Despite these positive expectations, the analyst notes that the bullish sentiment and valuation of Spotify, trading at approximately 36 times its forecasted FY26 earnings before interest and taxes (EBIT), tempers their enthusiasm for the stock. This valuation reflects the high expectations already priced into the market, despite the forecast for strong fundamental trends in the coming year.
In other recent news, Spotify has been the subject of several analyst reviews. Wolfe Research downgraded Spotify shares from Outperform to Peer Perform, citing concerns about the company's potential for margin growth. Despite these concerns, Spotify has demonstrated strong revenue growth of 18.52% over the last twelve months. On the other hand, Benchmark reiterated a Buy rating on Spotify, emphasizing opportunities in lossless audio and user interest in exclusive content.
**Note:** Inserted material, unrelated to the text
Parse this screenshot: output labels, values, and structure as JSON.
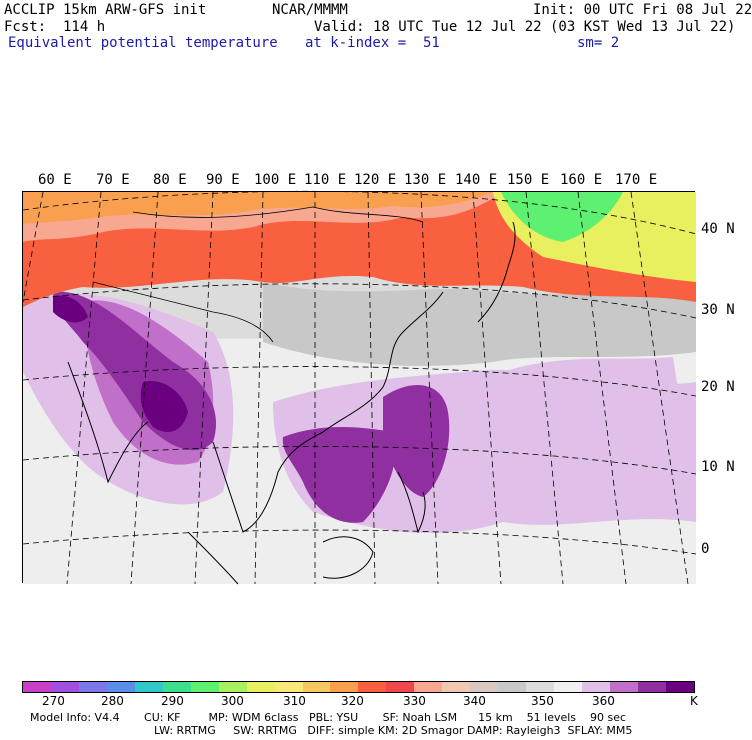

UBS also maintained its Buy rating, highlighting the company's impressive 20% growth in top-line revenue and increased free cash flow. Goldman Sachs maintained a positive stance on Spotify, focusing on the company's pricing strategy and potential in the audiobook market. However, IndeRes initiated coverage on Spotify with a Reduce rating, questioning the risk/reward balance due to the company's current trading multiples. Canaccord Genuity raised its price target for Spotify, citing the company's solid performance and significant improvement in gross margins and operating profit. These are recent developments in Spotify's financial landscape.